Wednesday 3 July 2019

How to Get Better (and More) Sleep as a New Parent

As soon as you announced your pregnancy, people probably started saying, “Start sleeping now because you won’t get any after the baby arrives.” Prolonged sleep deprivation can take a heavy toll on a couple, especially when you're navigating the world of parenthood. However, there are ways to help yourself get the rest you need despite the challenges of a newborn. 

Sleep Loss is Normal But You Still Need It

You're simply going to lose a certain amount of sleep when a new baby enters your home. Her circadian rhythms have not yet regulated, which means her day-night schedule may fluctuate for several months. Not to mention the nighttime feedings, so expect some sleep loss.
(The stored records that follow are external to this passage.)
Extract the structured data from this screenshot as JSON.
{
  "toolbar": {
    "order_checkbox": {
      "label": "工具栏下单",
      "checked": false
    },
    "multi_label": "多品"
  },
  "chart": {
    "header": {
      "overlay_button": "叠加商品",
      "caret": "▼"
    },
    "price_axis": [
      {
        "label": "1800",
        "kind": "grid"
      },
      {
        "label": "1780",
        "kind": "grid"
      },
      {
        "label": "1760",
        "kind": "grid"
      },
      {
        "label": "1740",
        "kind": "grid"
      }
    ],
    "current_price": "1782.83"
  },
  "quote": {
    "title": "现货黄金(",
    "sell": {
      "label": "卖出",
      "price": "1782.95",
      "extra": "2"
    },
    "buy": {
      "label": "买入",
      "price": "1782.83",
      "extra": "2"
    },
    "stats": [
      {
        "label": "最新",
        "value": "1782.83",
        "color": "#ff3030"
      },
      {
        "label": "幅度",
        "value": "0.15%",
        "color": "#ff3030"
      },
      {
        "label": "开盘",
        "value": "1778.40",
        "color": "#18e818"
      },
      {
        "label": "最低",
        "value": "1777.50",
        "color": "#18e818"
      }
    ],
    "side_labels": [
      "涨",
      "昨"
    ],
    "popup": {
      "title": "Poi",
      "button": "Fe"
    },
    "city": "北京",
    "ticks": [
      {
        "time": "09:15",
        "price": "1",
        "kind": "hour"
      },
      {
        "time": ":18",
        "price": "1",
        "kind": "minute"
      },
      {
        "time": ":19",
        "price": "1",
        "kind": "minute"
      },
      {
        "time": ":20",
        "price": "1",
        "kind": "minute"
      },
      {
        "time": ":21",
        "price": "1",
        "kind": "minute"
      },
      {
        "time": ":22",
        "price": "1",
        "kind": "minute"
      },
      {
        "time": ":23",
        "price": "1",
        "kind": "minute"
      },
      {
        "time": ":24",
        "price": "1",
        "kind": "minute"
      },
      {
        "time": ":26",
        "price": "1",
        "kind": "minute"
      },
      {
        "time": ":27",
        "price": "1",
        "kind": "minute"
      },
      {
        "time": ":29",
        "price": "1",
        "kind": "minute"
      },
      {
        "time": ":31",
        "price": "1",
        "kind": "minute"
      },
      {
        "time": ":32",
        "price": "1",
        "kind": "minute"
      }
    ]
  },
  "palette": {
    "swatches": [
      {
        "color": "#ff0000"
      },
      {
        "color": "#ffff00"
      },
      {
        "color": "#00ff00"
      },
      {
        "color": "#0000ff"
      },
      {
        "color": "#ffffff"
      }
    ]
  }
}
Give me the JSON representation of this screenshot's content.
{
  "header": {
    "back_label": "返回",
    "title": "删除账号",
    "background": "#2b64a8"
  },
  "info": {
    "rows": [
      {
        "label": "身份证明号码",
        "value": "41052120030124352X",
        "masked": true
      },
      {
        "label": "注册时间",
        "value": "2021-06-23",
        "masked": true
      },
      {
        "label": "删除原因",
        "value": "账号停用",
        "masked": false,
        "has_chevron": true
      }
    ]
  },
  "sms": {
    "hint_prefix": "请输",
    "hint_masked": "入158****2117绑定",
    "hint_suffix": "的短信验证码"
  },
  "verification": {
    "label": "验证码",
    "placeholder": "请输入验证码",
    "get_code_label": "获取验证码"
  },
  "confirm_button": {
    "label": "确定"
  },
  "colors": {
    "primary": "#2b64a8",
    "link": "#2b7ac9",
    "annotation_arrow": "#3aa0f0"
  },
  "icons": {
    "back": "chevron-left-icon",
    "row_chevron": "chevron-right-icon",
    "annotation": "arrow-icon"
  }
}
Just because it's expected doesn't mean you shouldn't make sleep a priority. Sleep helps regulate your appetite and metabolism as well as control food cravings. Your efforts to lose that baby weight will be much more successful if you've got adequate sleep on your side. Sleep also keeps your immune system and energy levels up for all those diaper changes and feedings.

You also need sleep for your emotional stability. The brain's emotional processing center becomes overactive to negative thoughts and feelings when sleep deprived. At the same time, the brain’s logic center becomes quiet and doesn’t exert control over your emotions without enough rest. Basically, sleep can help you wade through the waters of postpartum emotional ups and downs.

But how do you get it?

5 Ways to Get More Sleep and Keep Your Sanity

  1. Accept Help and Nap

If family and friends offer help, now is the time to accept it. Let them hold the baby while you get some sleep. Don't feel guilty. Someday you can do the same for someone else.

  1. Pump so You Can Split Duties

Pump an extra bottle of breastmilk so your partner can take at least one night feeding. Taking turns and splitting duties can help you both get more consecutive hours of sleep. You may also want to consider alternating the nights that you're up with the baby. Pump a bottle or two so your partner can take a full night. The next night it can be your turn for all-night duty.

  1. Nap When Baby Naps

This is the advice you'll hear most often and many times it's easier said than done. After all, the dishes, cleaning, and laundry are probably piling up. However, it’s advice worth taking. Do the cleaning later when your partner is home, and you can take turns holding the baby. Your baby's nap time is a great opportunity for you to catch a few extra ZZZ’s. Plus a short 15 to 30-minute nap can counteract some of the effects of sleep deprivation. 

  1. Call the Night Early

It's tempting to enjoy an hour or two of time to yourself after your baby has fallen asleep. But, your baby's first nighttime feeding comes fast. Go to bed as soon as your baby falls asleep for the evening. Over the course of the whole night, you’ll get at least seven hours of sleep, even if they’re not consecutive. 

  1. Eliminate Sleep Non-Baby Sleep Disturbances

Eliminate as many non-baby related sleep disturbances as possible. Use blackout curtains, a white noise machine, or encourage your partner to use an anti-snore mouthguard to enhance your sleep environment. The more disturbances you can prevent, the better. 


New parents might have to think creatively to get the rest they need. However, this phase of life doesn't last forever. Efforts to get better sleep for all of you will help you enjoy this short but special time with your newborn.